A perfect example of this type of situation happened for me the first year Lucas had his PRCA card. He was hired to fight bulls for a man who was initially very intimidating from a bystander perspective. The first weekend Lucas worked for him, I watched from the stands as he passionately informed rough stock riders of their poor intellect, and basic lack of overall worth, when they took too much time to nod their head in the buckin’ chute. It didn’t take long for me to learn that nothing enraged this man more than when a person did something to slow down the flow of his rodeo. My primary job as a rodeo wife, that traveled with her bull fighter husband, was to essentially remain likeable, not appear useless and stay out of the way as much as possible. (Side Note: I would later discover that my ACTUAL job was to chauffeur my grown husband across the country, but that’s a variety of stories for another day.)
The first few weekends working for this particular contractor, I made great efforts to help where I could and just not come on too strong as the obnoxious, ditsy, young blonde that I was. Of course I introduced myself, but small talk didn’t seem to be this growly man’s cup of tea. In fact, the first time he ever spoke to me directly I was casually walking to the concession stand, with a rodeo burger and ketchup on my mind. He approached me with lingering anger in his eyes and a cherry red face. I could only assume something had just taken place to disrupt the flow of his rodeo. He took the time to look at me dead in the eyes to say;
“HEY! Are you a cowboy?!”
Without thinking, like some officer to her Sergeant Major, I straightened my posture and said “Yes sir. I am.” He proceeded to tell me “Good. Then you’re carrying the flag at all the rodeos for the rest of the year. You’re here already, and I hate when people drop the f***ing flag in the dirt.”
I’ll never forget the looks on Lucas’ face when I informed him of the interaction I had just had with the man who writes his checks. He transitioned from initial fear, to lite anger and ended up at smug. He smiled, shook his head and said “Well, you better figure out how to keep that flag out of the dirt.” He also proceeded to casually remind me of the time the month before when my horse hardly jumped at an opening gate and I ended up on the ground. Tough love was Lucas’ favorite, and he was not accustomed to getting me out of the messes I made for myself.

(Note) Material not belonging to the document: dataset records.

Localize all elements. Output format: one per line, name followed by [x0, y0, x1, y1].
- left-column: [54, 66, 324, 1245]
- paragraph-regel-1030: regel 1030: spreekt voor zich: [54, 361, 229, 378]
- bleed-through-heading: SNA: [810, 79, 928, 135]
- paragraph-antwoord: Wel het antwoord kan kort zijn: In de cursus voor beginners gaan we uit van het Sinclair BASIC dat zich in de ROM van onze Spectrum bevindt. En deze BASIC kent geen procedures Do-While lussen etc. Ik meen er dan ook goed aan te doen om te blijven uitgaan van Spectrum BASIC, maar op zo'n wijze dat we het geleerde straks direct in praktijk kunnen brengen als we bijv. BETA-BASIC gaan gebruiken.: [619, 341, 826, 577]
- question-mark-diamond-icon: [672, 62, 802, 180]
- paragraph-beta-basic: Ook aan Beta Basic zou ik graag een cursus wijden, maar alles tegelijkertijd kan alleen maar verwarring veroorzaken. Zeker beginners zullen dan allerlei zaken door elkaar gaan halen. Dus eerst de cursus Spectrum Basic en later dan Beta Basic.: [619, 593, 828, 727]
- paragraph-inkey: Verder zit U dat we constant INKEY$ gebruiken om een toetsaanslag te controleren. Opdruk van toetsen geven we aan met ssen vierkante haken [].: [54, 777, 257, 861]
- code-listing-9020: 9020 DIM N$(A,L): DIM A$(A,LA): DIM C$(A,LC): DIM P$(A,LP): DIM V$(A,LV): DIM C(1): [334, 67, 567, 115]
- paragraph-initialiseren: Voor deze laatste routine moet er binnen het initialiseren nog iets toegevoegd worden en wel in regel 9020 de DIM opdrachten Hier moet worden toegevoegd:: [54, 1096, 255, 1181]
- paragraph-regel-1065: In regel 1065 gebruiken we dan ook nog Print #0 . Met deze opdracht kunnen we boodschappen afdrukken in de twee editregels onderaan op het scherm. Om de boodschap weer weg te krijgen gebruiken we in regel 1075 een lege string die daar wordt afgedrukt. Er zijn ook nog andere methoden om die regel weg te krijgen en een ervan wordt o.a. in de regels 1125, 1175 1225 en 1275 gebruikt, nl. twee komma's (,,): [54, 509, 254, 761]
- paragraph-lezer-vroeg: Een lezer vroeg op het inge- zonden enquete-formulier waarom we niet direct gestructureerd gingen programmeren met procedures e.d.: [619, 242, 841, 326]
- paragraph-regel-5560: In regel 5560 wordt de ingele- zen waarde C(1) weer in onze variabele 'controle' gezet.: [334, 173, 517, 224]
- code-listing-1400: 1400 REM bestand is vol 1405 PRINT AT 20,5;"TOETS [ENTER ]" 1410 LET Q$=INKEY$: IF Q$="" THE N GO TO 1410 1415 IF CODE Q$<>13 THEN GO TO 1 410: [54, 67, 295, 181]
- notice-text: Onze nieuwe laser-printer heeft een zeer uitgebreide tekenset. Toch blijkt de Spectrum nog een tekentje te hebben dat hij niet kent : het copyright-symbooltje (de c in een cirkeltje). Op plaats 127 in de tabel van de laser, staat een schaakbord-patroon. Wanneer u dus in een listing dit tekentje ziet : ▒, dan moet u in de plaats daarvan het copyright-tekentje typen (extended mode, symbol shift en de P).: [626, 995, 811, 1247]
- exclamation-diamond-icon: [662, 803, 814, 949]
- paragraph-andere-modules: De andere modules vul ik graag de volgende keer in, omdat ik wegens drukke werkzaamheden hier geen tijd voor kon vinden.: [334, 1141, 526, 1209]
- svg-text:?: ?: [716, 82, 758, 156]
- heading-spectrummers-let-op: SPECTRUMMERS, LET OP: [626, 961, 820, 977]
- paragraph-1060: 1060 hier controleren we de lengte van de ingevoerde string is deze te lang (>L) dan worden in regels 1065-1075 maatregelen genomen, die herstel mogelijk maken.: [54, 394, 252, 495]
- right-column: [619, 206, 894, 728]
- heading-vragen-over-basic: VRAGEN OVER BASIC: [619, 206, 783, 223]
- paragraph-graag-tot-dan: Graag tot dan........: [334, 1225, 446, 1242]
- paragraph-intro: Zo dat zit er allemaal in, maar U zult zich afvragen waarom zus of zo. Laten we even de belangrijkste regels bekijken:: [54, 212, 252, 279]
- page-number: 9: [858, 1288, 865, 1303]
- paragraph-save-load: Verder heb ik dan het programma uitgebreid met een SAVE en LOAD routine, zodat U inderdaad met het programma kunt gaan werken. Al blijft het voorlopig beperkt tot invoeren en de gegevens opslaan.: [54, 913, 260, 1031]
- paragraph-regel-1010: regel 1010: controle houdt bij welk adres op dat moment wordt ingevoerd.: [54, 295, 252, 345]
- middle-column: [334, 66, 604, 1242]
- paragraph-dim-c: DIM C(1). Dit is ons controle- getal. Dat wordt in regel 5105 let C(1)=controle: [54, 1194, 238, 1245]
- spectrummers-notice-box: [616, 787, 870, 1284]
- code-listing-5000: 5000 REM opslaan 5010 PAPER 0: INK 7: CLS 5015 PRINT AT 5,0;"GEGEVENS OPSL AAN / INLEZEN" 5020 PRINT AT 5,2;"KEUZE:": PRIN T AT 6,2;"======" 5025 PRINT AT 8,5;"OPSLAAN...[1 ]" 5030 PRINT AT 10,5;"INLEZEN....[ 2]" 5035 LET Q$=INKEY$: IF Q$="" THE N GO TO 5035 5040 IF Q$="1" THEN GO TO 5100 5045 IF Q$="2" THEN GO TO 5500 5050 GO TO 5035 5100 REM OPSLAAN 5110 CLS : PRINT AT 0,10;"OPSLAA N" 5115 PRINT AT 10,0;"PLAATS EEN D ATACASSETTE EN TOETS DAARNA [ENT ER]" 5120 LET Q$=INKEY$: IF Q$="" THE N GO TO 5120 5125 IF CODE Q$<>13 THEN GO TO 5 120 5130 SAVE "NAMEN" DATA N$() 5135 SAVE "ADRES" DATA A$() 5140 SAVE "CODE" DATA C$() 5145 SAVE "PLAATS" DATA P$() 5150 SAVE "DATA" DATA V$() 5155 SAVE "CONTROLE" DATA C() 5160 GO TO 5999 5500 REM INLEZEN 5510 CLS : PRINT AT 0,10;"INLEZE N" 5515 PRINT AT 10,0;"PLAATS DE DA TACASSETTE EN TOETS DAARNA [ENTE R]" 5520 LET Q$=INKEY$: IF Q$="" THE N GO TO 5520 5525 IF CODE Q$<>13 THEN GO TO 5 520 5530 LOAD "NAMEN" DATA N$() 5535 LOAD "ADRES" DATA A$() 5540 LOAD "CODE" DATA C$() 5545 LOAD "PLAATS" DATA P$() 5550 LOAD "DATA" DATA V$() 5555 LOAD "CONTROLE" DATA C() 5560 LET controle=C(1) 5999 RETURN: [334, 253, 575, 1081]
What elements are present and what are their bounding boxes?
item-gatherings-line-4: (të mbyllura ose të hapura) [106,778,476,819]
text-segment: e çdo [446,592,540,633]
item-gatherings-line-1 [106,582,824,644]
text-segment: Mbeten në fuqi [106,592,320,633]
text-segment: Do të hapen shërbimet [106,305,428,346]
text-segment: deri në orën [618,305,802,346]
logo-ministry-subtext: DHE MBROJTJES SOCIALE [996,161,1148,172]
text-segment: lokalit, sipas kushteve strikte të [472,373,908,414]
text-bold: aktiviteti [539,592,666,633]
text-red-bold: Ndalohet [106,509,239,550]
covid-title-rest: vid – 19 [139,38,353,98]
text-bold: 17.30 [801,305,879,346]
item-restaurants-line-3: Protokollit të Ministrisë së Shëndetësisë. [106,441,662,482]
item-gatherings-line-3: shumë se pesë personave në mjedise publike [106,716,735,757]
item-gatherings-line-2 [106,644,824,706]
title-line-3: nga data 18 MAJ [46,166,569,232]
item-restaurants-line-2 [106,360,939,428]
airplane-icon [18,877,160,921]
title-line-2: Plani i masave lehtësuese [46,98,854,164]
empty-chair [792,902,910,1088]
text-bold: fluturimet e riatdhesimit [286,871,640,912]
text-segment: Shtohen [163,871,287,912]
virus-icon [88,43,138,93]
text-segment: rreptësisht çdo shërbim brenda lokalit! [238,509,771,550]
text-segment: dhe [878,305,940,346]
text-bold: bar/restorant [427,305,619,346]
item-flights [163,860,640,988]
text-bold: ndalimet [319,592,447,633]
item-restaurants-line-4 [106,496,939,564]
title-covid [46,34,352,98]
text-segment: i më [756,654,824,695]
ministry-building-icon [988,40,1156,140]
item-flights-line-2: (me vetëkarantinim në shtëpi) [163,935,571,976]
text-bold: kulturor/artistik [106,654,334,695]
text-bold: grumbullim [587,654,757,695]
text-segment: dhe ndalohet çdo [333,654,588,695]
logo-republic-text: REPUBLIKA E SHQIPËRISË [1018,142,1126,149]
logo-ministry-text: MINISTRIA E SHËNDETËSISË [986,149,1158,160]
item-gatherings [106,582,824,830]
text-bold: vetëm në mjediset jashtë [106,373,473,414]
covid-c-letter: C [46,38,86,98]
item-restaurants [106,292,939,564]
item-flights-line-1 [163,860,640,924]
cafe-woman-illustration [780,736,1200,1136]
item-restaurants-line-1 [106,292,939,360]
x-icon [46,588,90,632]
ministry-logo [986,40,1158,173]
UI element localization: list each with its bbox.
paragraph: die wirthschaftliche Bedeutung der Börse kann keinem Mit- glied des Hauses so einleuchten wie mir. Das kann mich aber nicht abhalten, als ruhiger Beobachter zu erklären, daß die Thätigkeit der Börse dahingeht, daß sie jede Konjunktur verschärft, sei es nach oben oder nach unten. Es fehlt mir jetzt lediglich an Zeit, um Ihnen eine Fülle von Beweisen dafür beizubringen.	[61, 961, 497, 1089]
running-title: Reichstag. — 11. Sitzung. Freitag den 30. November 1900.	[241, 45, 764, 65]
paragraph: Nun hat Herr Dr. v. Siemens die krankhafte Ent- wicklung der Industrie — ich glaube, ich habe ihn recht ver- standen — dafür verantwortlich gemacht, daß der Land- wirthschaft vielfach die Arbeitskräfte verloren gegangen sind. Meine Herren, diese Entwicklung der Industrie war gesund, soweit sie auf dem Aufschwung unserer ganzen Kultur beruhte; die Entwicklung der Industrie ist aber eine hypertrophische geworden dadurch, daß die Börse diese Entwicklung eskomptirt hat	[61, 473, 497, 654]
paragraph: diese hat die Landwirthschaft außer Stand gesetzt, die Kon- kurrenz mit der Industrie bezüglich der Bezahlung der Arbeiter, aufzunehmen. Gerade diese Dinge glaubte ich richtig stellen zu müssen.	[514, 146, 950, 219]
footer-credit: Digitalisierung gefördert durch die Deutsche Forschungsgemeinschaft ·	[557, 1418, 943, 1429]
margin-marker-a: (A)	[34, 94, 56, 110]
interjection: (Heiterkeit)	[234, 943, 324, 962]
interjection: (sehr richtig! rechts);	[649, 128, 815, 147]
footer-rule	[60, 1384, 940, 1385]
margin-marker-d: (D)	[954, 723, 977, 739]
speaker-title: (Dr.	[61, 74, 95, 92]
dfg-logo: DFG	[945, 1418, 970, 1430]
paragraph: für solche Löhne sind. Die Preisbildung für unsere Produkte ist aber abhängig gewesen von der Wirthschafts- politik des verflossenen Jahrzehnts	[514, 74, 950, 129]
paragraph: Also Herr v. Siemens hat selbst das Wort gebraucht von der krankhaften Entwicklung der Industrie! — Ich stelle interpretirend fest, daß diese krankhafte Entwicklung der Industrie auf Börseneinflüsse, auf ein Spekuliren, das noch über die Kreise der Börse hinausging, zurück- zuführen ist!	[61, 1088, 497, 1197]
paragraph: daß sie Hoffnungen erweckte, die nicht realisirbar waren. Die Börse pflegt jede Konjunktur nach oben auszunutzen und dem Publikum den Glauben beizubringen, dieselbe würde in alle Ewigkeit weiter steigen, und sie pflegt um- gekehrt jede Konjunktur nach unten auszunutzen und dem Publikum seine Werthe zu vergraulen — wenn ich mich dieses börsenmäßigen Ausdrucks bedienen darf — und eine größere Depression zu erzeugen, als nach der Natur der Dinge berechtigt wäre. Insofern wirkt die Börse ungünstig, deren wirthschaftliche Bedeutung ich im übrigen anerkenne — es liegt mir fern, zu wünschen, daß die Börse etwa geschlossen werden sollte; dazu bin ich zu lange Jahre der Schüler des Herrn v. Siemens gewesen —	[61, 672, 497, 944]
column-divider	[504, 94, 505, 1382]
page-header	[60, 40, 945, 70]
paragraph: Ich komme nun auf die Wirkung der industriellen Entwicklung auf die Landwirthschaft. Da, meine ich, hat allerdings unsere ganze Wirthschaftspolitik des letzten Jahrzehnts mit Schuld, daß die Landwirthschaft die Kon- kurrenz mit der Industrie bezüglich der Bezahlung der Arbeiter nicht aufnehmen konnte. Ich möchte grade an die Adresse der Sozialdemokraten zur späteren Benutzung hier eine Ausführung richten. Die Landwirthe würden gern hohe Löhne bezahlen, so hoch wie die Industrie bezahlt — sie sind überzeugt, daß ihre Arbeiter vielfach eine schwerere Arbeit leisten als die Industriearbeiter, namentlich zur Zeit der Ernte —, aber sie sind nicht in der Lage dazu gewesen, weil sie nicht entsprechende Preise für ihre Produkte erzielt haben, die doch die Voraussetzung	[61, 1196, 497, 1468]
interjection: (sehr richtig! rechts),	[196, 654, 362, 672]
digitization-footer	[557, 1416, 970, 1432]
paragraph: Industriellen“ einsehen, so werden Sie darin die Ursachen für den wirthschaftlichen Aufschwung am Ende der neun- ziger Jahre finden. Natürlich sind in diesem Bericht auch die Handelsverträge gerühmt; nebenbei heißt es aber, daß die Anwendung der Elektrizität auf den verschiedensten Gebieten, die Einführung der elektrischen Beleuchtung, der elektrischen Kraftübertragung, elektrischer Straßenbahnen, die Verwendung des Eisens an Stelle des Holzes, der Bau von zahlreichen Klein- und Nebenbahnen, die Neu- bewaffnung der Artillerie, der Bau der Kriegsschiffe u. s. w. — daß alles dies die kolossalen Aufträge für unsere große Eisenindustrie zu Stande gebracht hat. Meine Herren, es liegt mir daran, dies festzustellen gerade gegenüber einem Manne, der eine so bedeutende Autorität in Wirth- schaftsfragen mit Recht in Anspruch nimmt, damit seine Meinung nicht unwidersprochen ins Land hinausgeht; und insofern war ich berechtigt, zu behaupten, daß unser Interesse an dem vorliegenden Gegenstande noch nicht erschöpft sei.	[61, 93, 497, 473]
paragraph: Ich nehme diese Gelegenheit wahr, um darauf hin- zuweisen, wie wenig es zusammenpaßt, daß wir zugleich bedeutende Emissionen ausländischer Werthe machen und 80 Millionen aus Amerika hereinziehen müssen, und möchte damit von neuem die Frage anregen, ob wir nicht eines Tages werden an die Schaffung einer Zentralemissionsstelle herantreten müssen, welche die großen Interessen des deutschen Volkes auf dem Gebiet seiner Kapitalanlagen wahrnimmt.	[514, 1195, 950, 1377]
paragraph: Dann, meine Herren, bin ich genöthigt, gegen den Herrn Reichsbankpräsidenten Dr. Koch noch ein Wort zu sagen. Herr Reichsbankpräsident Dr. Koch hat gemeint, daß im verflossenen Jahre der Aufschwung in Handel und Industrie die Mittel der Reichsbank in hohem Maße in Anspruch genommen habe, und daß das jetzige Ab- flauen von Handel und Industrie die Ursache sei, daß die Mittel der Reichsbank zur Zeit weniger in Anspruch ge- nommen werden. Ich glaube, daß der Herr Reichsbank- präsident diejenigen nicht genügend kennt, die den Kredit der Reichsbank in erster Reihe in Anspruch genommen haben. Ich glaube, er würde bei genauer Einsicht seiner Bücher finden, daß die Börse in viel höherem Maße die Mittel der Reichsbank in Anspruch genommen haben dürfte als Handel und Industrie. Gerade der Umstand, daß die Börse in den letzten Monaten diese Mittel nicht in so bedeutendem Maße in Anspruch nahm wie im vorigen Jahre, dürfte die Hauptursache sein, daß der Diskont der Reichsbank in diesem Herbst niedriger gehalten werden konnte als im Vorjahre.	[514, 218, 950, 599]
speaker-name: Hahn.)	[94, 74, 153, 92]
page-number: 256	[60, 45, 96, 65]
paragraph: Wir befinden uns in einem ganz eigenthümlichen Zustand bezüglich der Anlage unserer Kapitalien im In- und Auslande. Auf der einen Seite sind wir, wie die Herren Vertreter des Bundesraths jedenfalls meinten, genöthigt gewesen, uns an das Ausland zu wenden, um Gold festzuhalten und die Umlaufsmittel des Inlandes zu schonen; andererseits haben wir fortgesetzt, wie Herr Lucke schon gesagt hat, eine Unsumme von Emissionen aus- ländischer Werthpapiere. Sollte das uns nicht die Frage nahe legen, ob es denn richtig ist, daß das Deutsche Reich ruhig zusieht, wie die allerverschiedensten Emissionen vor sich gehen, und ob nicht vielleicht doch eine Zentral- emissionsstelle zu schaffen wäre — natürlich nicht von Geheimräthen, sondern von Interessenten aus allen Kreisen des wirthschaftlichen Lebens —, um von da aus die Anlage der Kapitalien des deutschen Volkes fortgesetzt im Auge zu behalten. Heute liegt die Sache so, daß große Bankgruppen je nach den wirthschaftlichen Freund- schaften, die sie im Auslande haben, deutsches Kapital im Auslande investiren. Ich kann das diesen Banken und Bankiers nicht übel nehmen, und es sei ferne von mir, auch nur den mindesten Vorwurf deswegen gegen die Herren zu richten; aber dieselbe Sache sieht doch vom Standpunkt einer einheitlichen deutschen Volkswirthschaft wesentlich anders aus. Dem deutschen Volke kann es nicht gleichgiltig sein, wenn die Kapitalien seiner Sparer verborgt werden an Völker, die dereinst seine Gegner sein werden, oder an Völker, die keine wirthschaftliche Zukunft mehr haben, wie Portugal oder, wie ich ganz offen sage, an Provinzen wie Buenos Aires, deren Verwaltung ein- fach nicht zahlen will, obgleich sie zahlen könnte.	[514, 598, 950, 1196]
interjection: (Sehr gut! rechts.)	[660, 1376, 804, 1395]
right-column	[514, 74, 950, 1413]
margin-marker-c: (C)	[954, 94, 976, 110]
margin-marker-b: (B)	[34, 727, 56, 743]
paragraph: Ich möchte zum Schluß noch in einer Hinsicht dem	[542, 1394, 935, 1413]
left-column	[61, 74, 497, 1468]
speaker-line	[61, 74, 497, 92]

Let’s be real. I was not a cowboy. I was a cowboy’s wife. But man, I wanted to be, and I spent the rest of the summer, and 3 more summers after, carrying the flag at every one of this man’s rodeos. For the first few years I could have literally thrown up before riding into the arena; I was so nervous. Not only was I afraid of being the recipient of a passionate conversation, but I was also afraid of publicly humiliating myself in front of stands full of people.
The truth about real life is that we are hardly ever fully prepared to be the person we want to become. There will be times that we have to believe in ourselves before our experiences make us think we are fully ready. It’s necessary for our feelings to be uncomfortable as we stretch to the places our souls long to lead us to go. No one inherently knows when they should zig or zag. That process is learned by continually choosing a direction, responding to the sharp changes of every adventure and remembering that most zig zags look messy when the artist has yet to see the bigger picture it’s being weaved into.